Simone Magnaghi

Personal information
- Date of birth: 12 October 1993 (age 32)
- Place of birth: Lovere, Italy
- Height: 1.88 m (6 ft 2 in)
- Position: Forward

Team information
- Current team: Campobasso
- Number: 9

Youth career
- Atalanta

Senior career*
- Years: Team / Apps / (Gls)
- 2011–2016: Atalanta / 0 / (0)
- 2012: → Tritium (loan) / 5 / (0)
- 2012–2013: → Viareggio (loan) / 30 / (7)
- 2013–2014: → Entella (loan) / 10 / (0)
- 2014: → Prato (loan) / 11 / (1)
- 2014–2015: → Venezia (loan) / 34 / (8)
- 2015–2016: → Cremonese (loan) / 16 / (2)
- 2016–2017: Taranto / 36 / (4)
- 2017–2023: Pordenone / 71 / (11)
- 2019–2020: → Teramo (loan) / 29 / (8)
- 2020–2021: → Südtirol (loan) / 29 / (3)
- 2021–2022: → Pontedera (loan) / 37 / (16)
- 2023–2025: Lucchese / 57 / (14)
- 2025–: Campobasso / 35 / (6)

International career
- 2009: Italy U16 / 3 / (0)
- 2009: Italy U17 / 3 / (3)
- 2011: Italy U18 / 3 / (1)

= Simone Magnaghi =

Italian footballer

Simone Magnaghi (born 12 October 1993) is an Italian footballer who plays as a forward for club Campobasso.

==Career==
After graduating in Atalanta's youth system, Magnaghi was loaned to Tritium, In July 2012, he signed with Viareggio, also on loan. Magnaghi was the joint-top-scorer for Viareggio in the third division, along with Giuseppe Giovinco, with 7 goals. Among the whole group B of Lega Pro Prima Divisione, they were joint-16th. Magnaghi also played 9 times for the runner-up of 2012–13 Coppa Italia Lega Pro.; He was the joint-top-scorer in the tournament along with Stefano Scappini (both 5 goals).
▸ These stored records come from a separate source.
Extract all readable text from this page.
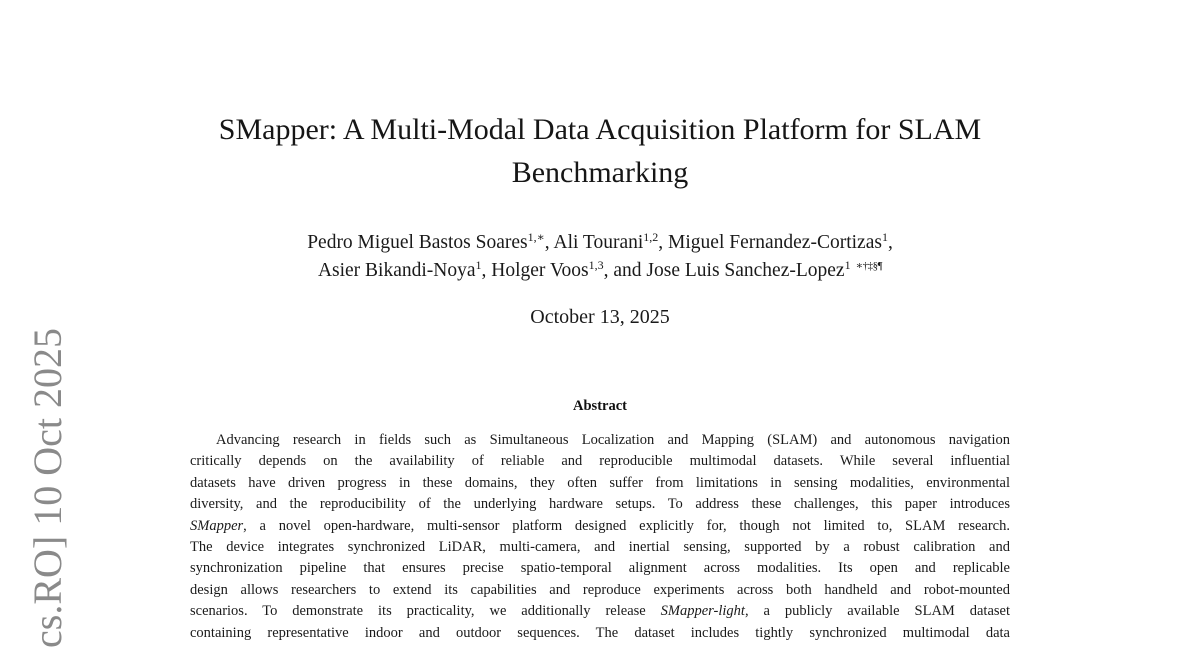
SMapper: A Multi-Modal Data Acquisition Platform for SLAM
Benchmarking
Pedro Miguel Bastos Soares$^{1,∗}$, Ali Tourani$^{1,2}$, Miguel Fernandez-Cortizas$^1$,
Asier Bikandi-Noya$^1$, Holger Voos$^{1,3}$, and Jose Luis Sanchez-Lopez$^1$ ∗†‡§¶
October 13, 2025
Abstract
Advancing research in fields such as Simultaneous Localization and Mapping (SLAM) and autonomous navigation
critically depends on the availability of reliable and reproducible multimodal datasets. While several influential
datasets have driven progress in these domains, they often suffer from limitations in sensing modalities, environmental
diversity, and the reproducibility of the underlying hardware setups. To address these challenges, this paper introduces
SMapper, a novel open-hardware, multi-sensor platform designed explicitly for, though not limited to, SLAM research.
The device integrates synchronized LiDAR, multi-camera, and inertial sensing, supported by a robust calibration and
synchronization pipeline that ensures precise spatio-temporal alignment across modalities. Its open and replicable
design allows researchers to extend its capabilities and reproduce experiments across both handheld and robot-mounted
scenarios. To demonstrate its practicality, we additionally release SMapper-light, a publicly available SLAM dataset
containing representative indoor and outdoor sequences. The dataset includes tightly synchronized multimodal data
cs.RO] 10 Oct 2025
In July 2013, he was again loaned out, this time to Virtus Entella, in a season-long deal. On 16 July 2014 Magnaghi joined Serie C club Venezia, along with Federico Varano. On 23 July 2015 he was signed by Cremonese.

On 12 August 2016 Magnaghi joined Taranto on a free transfer. In January 2017 he moved to Pordenone and won the Supercoppa di Serie C at the end of season 2018/2019.

On 16 August 2019, he joined Teramo on loan with a purchase option. On 5 October 2020 he joined Südtirol on loan. On 12 July 2021, he was loaned to Pontedera.

After three seasons on loan, Magnaghi returned to Pordenone squad for the 2022–23 season.